Rejecting government appeals to shelve a planned temple, hard-line Hindu leaders in India said construction would begin as soon after March 15 as possible. The temple is to be built on a site in Ayodhya that also is sacred to Muslims. A mosque there was razed in 1992, touching off the subcontinent's worst sectarian violence in almost 50 years. Hindus returning home from Ayodhya by train last week were attacked by Islamic militants, causing a new eruption of violence that so far has killed 572 people. Above, police patrol in Ahmadabad, scene of the heaviest strife.

Failing to achieve a consensus, the member states of the Commonwealth chose not to suspend Zimbabwe despite the violence that has punctuated the campaign for next weekend's presidential election. The suspension was sought by Britain on grounds that intimidation and cheating by President Robert Mugabe's ZANU-PF movement already have ensured that the election won't be free or fair. But African leaders at the Commonwealth summit sided with Mugabe. (Story, page 7.)

A broad relaxation of relations with Taiwan is expected to be called for today by Chinese Premier Zhu Rongji in his annual address to parliament.
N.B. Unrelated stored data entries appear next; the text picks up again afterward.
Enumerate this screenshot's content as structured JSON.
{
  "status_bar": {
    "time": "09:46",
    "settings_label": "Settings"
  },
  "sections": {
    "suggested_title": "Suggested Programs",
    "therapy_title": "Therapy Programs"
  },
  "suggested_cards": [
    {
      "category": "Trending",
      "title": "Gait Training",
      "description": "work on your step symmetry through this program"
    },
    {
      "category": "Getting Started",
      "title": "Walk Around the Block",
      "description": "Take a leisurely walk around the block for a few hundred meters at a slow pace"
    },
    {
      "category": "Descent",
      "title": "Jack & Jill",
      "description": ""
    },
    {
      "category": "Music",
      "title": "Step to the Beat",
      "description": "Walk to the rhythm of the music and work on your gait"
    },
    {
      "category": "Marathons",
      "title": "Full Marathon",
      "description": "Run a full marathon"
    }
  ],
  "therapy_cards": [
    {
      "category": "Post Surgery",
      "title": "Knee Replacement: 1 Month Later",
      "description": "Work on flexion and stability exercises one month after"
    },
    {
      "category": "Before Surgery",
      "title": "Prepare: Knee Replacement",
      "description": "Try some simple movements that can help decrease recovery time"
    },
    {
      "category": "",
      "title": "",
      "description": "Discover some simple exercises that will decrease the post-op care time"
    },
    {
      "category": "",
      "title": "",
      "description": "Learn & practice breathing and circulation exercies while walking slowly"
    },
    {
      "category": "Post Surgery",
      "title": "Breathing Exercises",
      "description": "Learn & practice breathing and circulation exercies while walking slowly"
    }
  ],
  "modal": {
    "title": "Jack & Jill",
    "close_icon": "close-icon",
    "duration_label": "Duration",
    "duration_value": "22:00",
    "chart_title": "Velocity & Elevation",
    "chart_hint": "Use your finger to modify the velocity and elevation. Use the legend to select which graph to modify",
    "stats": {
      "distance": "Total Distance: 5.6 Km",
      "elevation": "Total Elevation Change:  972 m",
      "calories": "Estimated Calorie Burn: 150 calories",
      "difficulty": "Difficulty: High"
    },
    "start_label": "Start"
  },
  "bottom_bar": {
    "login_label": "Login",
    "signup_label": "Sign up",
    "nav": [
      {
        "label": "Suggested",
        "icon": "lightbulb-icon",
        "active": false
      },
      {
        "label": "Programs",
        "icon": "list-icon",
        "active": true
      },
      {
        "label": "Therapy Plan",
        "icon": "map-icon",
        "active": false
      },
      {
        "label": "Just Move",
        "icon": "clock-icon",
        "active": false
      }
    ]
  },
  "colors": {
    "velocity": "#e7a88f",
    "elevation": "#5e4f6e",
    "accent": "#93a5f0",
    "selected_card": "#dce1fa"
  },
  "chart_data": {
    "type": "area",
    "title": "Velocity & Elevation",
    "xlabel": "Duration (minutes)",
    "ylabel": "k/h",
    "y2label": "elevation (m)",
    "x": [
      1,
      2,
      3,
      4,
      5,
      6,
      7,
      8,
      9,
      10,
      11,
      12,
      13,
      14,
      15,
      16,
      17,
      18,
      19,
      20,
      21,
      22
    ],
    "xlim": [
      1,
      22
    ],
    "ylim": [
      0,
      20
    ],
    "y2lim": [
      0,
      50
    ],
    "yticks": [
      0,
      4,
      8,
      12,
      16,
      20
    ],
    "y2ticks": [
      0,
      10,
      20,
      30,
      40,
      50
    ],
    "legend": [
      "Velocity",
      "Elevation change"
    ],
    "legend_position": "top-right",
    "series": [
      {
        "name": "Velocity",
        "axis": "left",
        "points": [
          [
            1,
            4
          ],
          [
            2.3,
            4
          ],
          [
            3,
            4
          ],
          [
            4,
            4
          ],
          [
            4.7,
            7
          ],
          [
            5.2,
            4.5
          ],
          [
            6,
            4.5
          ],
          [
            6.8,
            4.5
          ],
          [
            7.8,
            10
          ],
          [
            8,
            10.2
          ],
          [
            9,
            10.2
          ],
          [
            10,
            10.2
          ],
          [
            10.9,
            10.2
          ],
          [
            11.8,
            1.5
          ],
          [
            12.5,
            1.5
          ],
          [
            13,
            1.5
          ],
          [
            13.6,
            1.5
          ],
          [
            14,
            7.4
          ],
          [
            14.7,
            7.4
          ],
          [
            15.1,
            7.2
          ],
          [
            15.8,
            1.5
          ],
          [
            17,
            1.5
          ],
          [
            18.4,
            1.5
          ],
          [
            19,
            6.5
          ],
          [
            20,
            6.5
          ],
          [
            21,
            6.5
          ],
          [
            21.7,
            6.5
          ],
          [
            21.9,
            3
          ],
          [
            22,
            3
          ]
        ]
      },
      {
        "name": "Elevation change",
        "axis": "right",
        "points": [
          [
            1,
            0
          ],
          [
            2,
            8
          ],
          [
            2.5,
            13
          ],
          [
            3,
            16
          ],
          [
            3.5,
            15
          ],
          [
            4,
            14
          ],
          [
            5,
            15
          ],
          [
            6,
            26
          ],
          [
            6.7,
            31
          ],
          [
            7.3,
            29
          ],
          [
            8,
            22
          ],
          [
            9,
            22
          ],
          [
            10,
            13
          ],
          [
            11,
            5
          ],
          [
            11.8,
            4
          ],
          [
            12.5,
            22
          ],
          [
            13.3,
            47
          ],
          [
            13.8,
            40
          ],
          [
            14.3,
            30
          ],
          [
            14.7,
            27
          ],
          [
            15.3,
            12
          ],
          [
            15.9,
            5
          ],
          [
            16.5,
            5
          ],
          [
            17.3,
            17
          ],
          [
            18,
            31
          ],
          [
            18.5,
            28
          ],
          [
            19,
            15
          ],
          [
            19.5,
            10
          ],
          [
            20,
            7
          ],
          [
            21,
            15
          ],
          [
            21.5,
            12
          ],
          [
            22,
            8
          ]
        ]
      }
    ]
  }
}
Excerpts of the speech seen by Reuters advocate direct cultural, trade, transportation, and mail exchanges between the two - further evidence, analysts said, of a softening in China's position toward the island. Zhu also is expected to imply a roughly equal political status between the two, without repeating China's longstanding threat to invade militarily if Taiwan took any steps toward independence.

Hopelessly outnumbered Army troops made no effort to stop supporters of self-proclaimed president Marc Ravalomanana as they swarmed government offices in Madagascar's capital. The takeover enabled Ravalomanana's 17 appointees to cabinet positions to enter their offices unhindered. Despite incumbent President Didier Ratsiraka's imposition of martial law late last week, the military has pledged to remain neutral in the conflict between the rivals.